Los motivos detrás de los actos de estos
personajes nos son revelados poco a poco, pero solo parcialmente - como en las
buenas historias – donde es el lector quien debe imaginar, adivinar, escribir
su propia versión, el antes y el después, el de dónde vienen y a dónde van. Así
se construye el cuento, así se quedan los personajes con nosotros por más
tiempo, incluso después de haber cerrado el libro.

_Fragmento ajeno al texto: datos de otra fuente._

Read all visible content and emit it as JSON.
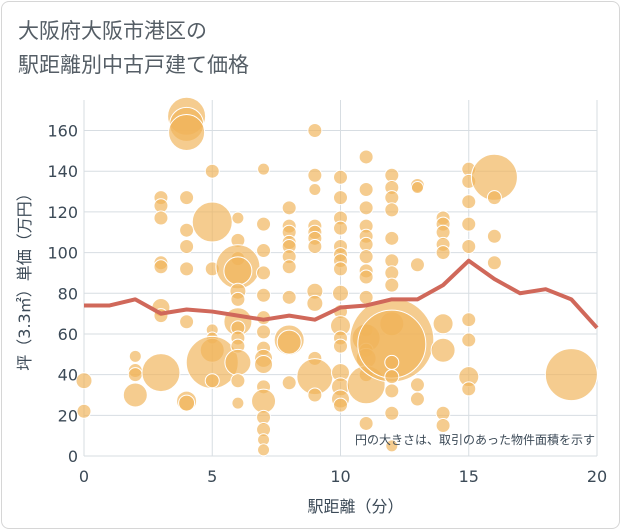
{
  "title_line1": "大阪府大阪市港区の",
  "title_line2": "駅距離別中古戸建て価格",
  "chart_data": {
    "type": "scatter",
    "xlabel": "駅距離（分）",
    "ylabel": "坪（3.3㎡）単価（万円）",
    "xlim": [
      0,
      20
    ],
    "ylim": [
      0,
      175
    ],
    "x_ticks": [
      0,
      5,
      10,
      15,
      20
    ],
    "y_ticks": [
      0,
      20,
      40,
      60,
      80,
      100,
      120,
      140,
      160
    ],
    "grid": true,
    "annotation": "円の大きさは、取引のあった物件面積を示す",
    "colors": {
      "bubble": "#f0b45a",
      "line": "#d0685a",
      "grid": "#d7dde2"
    },
    "bubbles": [
      {
        "x": 0,
        "y": 37,
        "s": 8
      },
      {
        "x": 0,
        "y": 22,
        "s": 7
      },
      {
        "x": 2,
        "y": 49,
        "s": 6
      },
      {
        "x": 2,
        "y": 42,
        "s": 7
      },
      {
        "x": 2,
        "y": 40,
        "s": 7
      },
      {
        "x": 2,
        "y": 30,
        "s": 12
      },
      {
        "x": 3,
        "y": 127,
        "s": 7
      },
      {
        "x": 3,
        "y": 123,
        "s": 7
      },
      {
        "x": 3,
        "y": 117,
        "s": 7
      },
      {
        "x": 3,
        "y": 95,
        "s": 7
      },
      {
        "x": 3,
        "y": 93,
        "s": 7
      },
      {
        "x": 3,
        "y": 73,
        "s": 9
      },
      {
        "x": 3,
        "y": 69,
        "s": 7
      },
      {
        "x": 3,
        "y": 41,
        "s": 19
      },
      {
        "x": 4,
        "y": 167,
        "s": 19
      },
      {
        "x": 4,
        "y": 163,
        "s": 17
      },
      {
        "x": 4,
        "y": 159,
        "s": 18
      },
      {
        "x": 4,
        "y": 127,
        "s": 7
      },
      {
        "x": 4,
        "y": 111,
        "s": 7
      },
      {
        "x": 4,
        "y": 103,
        "s": 7
      },
      {
        "x": 4,
        "y": 92,
        "s": 7
      },
      {
        "x": 4,
        "y": 66,
        "s": 7
      },
      {
        "x": 4,
        "y": 27,
        "s": 10
      },
      {
        "x": 4,
        "y": 26,
        "s": 8
      },
      {
        "x": 5,
        "y": 140,
        "s": 7
      },
      {
        "x": 5,
        "y": 115,
        "s": 20
      },
      {
        "x": 5,
        "y": 92,
        "s": 7
      },
      {
        "x": 5,
        "y": 62,
        "s": 6
      },
      {
        "x": 5,
        "y": 58,
        "s": 6
      },
      {
        "x": 5,
        "y": 52,
        "s": 12
      },
      {
        "x": 5,
        "y": 46,
        "s": 26
      },
      {
        "x": 5,
        "y": 37,
        "s": 7
      },
      {
        "x": 6,
        "y": 117,
        "s": 6
      },
      {
        "x": 6,
        "y": 106,
        "s": 7
      },
      {
        "x": 6,
        "y": 97,
        "s": 7
      },
      {
        "x": 6,
        "y": 93,
        "s": 22
      },
      {
        "x": 6,
        "y": 91,
        "s": 14
      },
      {
        "x": 6,
        "y": 81,
        "s": 8
      },
      {
        "x": 6,
        "y": 77,
        "s": 7
      },
      {
        "x": 6,
        "y": 66,
        "s": 14
      },
      {
        "x": 6,
        "y": 63,
        "s": 7
      },
      {
        "x": 6,
        "y": 58,
        "s": 7
      },
      {
        "x": 6,
        "y": 54,
        "s": 7
      },
      {
        "x": 6,
        "y": 46,
        "s": 13
      },
      {
        "x": 6,
        "y": 37,
        "s": 7
      },
      {
        "x": 6,
        "y": 26,
        "s": 6
      },
      {
        "x": 7,
        "y": 141,
        "s": 6
      },
      {
        "x": 7,
        "y": 114,
        "s": 7
      },
      {
        "x": 7,
        "y": 101,
        "s": 7
      },
      {
        "x": 7,
        "y": 90,
        "s": 7
      },
      {
        "x": 7,
        "y": 79,
        "s": 7
      },
      {
        "x": 7,
        "y": 68,
        "s": 7
      },
      {
        "x": 7,
        "y": 61,
        "s": 7
      },
      {
        "x": 7,
        "y": 53,
        "s": 7
      },
      {
        "x": 7,
        "y": 48,
        "s": 9
      },
      {
        "x": 7,
        "y": 45,
        "s": 9
      },
      {
        "x": 7,
        "y": 34,
        "s": 7
      },
      {
        "x": 7,
        "y": 27,
        "s": 12
      },
      {
        "x": 7,
        "y": 19,
        "s": 7
      },
      {
        "x": 7,
        "y": 13,
        "s": 7
      },
      {
        "x": 7,
        "y": 8,
        "s": 6
      },
      {
        "x": 7,
        "y": 3,
        "s": 6
      },
      {
        "x": 8,
        "y": 122,
        "s": 7
      },
      {
        "x": 8,
        "y": 113,
        "s": 7
      },
      {
        "x": 8,
        "y": 110,
        "s": 7
      },
      {
        "x": 8,
        "y": 105,
        "s": 7
      },
      {
        "x": 8,
        "y": 103,
        "s": 7
      },
      {
        "x": 8,
        "y": 98,
        "s": 7
      },
      {
        "x": 8,
        "y": 93,
        "s": 7
      },
      {
        "x": 8,
        "y": 78,
        "s": 7
      },
      {
        "x": 8,
        "y": 57,
        "s": 15
      },
      {
        "x": 8,
        "y": 56,
        "s": 12
      },
      {
        "x": 8,
        "y": 36,
        "s": 7
      },
      {
        "x": 9,
        "y": 160,
        "s": 7
      },
      {
        "x": 9,
        "y": 138,
        "s": 7
      },
      {
        "x": 9,
        "y": 131,
        "s": 6
      },
      {
        "x": 9,
        "y": 113,
        "s": 7
      },
      {
        "x": 9,
        "y": 110,
        "s": 7
      },
      {
        "x": 9,
        "y": 107,
        "s": 7
      },
      {
        "x": 9,
        "y": 103,
        "s": 7
      },
      {
        "x": 9,
        "y": 81,
        "s": 8
      },
      {
        "x": 9,
        "y": 75,
        "s": 8
      },
      {
        "x": 9,
        "y": 48,
        "s": 7
      },
      {
        "x": 9,
        "y": 39,
        "s": 18
      },
      {
        "x": 9,
        "y": 30,
        "s": 7
      },
      {
        "x": 10,
        "y": 137,
        "s": 7
      },
      {
        "x": 10,
        "y": 127,
        "s": 7
      },
      {
        "x": 10,
        "y": 117,
        "s": 7
      },
      {
        "x": 10,
        "y": 112,
        "s": 7
      },
      {
        "x": 10,
        "y": 103,
        "s": 7
      },
      {
        "x": 10,
        "y": 99,
        "s": 7
      },
      {
        "x": 10,
        "y": 96,
        "s": 7
      },
      {
        "x": 10,
        "y": 92,
        "s": 7
      },
      {
        "x": 10,
        "y": 80,
        "s": 8
      },
      {
        "x": 10,
        "y": 71,
        "s": 7
      },
      {
        "x": 10,
        "y": 64,
        "s": 10
      },
      {
        "x": 10,
        "y": 58,
        "s": 7
      },
      {
        "x": 10,
        "y": 54,
        "s": 7
      },
      {
        "x": 10,
        "y": 41,
        "s": 9
      },
      {
        "x": 10,
        "y": 34,
        "s": 9
      },
      {
        "x": 10,
        "y": 28,
        "s": 9
      },
      {
        "x": 10,
        "y": 25,
        "s": 7
      },
      {
        "x": 11,
        "y": 147,
        "s": 7
      },
      {
        "x": 11,
        "y": 131,
        "s": 7
      },
      {
        "x": 11,
        "y": 122,
        "s": 7
      },
      {
        "x": 11,
        "y": 113,
        "s": 7
      },
      {
        "x": 11,
        "y": 108,
        "s": 7
      },
      {
        "x": 11,
        "y": 104,
        "s": 7
      },
      {
        "x": 11,
        "y": 98,
        "s": 7
      },
      {
        "x": 11,
        "y": 91,
        "s": 7
      },
      {
        "x": 11,
        "y": 88,
        "s": 7
      },
      {
        "x": 11,
        "y": 78,
        "s": 7
      },
      {
        "x": 11,
        "y": 62,
        "s": 7
      },
      {
        "x": 11,
        "y": 58,
        "s": 14
      },
      {
        "x": 11,
        "y": 52,
        "s": 7
      },
      {
        "x": 11,
        "y": 48,
        "s": 10
      },
      {
        "x": 11,
        "y": 40,
        "s": 7
      },
      {
        "x": 11,
        "y": 35,
        "s": 19
      },
      {
        "x": 11,
        "y": 16,
        "s": 7
      },
      {
        "x": 12,
        "y": 138,
        "s": 7
      },
      {
        "x": 12,
        "y": 132,
        "s": 7
      },
      {
        "x": 12,
        "y": 127,
        "s": 7
      },
      {
        "x": 12,
        "y": 121,
        "s": 7
      },
      {
        "x": 12,
        "y": 107,
        "s": 7
      },
      {
        "x": 12,
        "y": 96,
        "s": 7
      },
      {
        "x": 12,
        "y": 90,
        "s": 7
      },
      {
        "x": 12,
        "y": 84,
        "s": 7
      },
      {
        "x": 12,
        "y": 65,
        "s": 12
      },
      {
        "x": 12,
        "y": 57,
        "s": 42
      },
      {
        "x": 12,
        "y": 55,
        "s": 34
      },
      {
        "x": 12,
        "y": 46,
        "s": 7
      },
      {
        "x": 12,
        "y": 39,
        "s": 7
      },
      {
        "x": 12,
        "y": 32,
        "s": 7
      },
      {
        "x": 12,
        "y": 21,
        "s": 7
      },
      {
        "x": 12,
        "y": 5,
        "s": 6
      },
      {
        "x": 13,
        "y": 133,
        "s": 7
      },
      {
        "x": 13,
        "y": 132,
        "s": 6
      },
      {
        "x": 13,
        "y": 94,
        "s": 7
      },
      {
        "x": 13,
        "y": 35,
        "s": 7
      },
      {
        "x": 13,
        "y": 28,
        "s": 7
      },
      {
        "x": 14,
        "y": 117,
        "s": 7
      },
      {
        "x": 14,
        "y": 114,
        "s": 7
      },
      {
        "x": 14,
        "y": 110,
        "s": 7
      },
      {
        "x": 14,
        "y": 104,
        "s": 7
      },
      {
        "x": 14,
        "y": 100,
        "s": 7
      },
      {
        "x": 14,
        "y": 65,
        "s": 10
      },
      {
        "x": 14,
        "y": 52,
        "s": 12
      },
      {
        "x": 14,
        "y": 21,
        "s": 7
      },
      {
        "x": 14,
        "y": 15,
        "s": 7
      },
      {
        "x": 15,
        "y": 141,
        "s": 7
      },
      {
        "x": 15,
        "y": 135,
        "s": 7
      },
      {
        "x": 15,
        "y": 125,
        "s": 7
      },
      {
        "x": 15,
        "y": 114,
        "s": 7
      },
      {
        "x": 15,
        "y": 103,
        "s": 7
      },
      {
        "x": 15,
        "y": 67,
        "s": 7
      },
      {
        "x": 15,
        "y": 57,
        "s": 7
      },
      {
        "x": 15,
        "y": 39,
        "s": 10
      },
      {
        "x": 15,
        "y": 33,
        "s": 7
      },
      {
        "x": 16,
        "y": 137,
        "s": 23
      },
      {
        "x": 16,
        "y": 127,
        "s": 7
      },
      {
        "x": 16,
        "y": 108,
        "s": 7
      },
      {
        "x": 16,
        "y": 95,
        "s": 7
      },
      {
        "x": 19,
        "y": 40,
        "s": 26
      }
    ],
    "line": {
      "x": [
        0,
        1,
        2,
        3,
        4,
        5,
        6,
        7,
        8,
        9,
        10,
        11,
        12,
        13,
        14,
        15,
        16,
        17,
        18,
        19,
        20
      ],
      "y": [
        74,
        74,
        77,
        70,
        72,
        71,
        69,
        67,
        69,
        67,
        73,
        74,
        77,
        77,
        84,
        96,
        87,
        80,
        82,
        77,
        63
      ]
    }
  }
}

Al terminar cada historia volvía yo al
título y buscaba una relación particular con él. Imaginé otros subtítulos para
cada cuento: Que parezca un rescate. Que parezca un evento sobrenatural. Que
parezca una prueba de amor. Que parezca un acto de sororidad, de caridad, de
justicia.
Me quedan al final un par de preguntas
para la autora. El primer cuento, “Kamikaze”, al menos a mí me insinúa una
novela, ¿es este solo un deseo mío o será que esos personajes cobrarán nueva
vida más adelante en otros proyectos narrativos? Me surge este deseo, este
antojo, también un poco con el cuento “Wild in the country”, con ese remate final,
demoledor, que nos abre tantos desenlaces posibles, también tanto pasado para
esas mujeres que en un auto robado intentan cruzar la frontera. Quizá en el
fondo estoy preguntando sobre tu proceso de escritura; dicen que los poemas,
como los libros, no se terminan, se abandonan, ¿cuándo decides tú terminar,
abandonar el cuento y a sus personajes? ¿cuándo les perdonas la vida y les das
continuidad? Una pregunta más, ¿te has enfrentado a la crítica que sanciona los
actos de tus personajes como si se tratara de los tuyos propios, de seres de
carne y hueso y no de personajes ficticios? No me refiero tanto a los actos más
salvajes y desalmados, como enterrar vivos a dos viajantes de carretera, o
estafar y abandonar a un compañero de cárcel – asumo que quien te conoce sabe
que no se trata de ti – , sino a los actos más sutiles, como abandonar a unos
cachorros callejeros, o burlarse de los vegetarianos, o enamorar a una niña
inocente y después romperle el corazón sin remordimientos. Para mí estos actos,
en el contexto de estos cuentos, el contexto de la ficción donde todo se vale,
resultan aciertos de lo más irónicos y dan un impulso a la narración que, como
diría Margaret Atwood, tiene que ver con el juego mismo de la escritura: dice Margaret
Atwood, “crea un personaje bueno y crearás uno insoportable.” Porque al menos
para mí la ficción se trata, entre otras cosas, de divertirnos, de jugar a ser
otros, de planear crímenes como si fuéramos criminales, o de sublimar a ese
criminal que todas llevamos dentro, se trata de no dejar rastro y atar todos
los cabos para que al final parezca un accidente.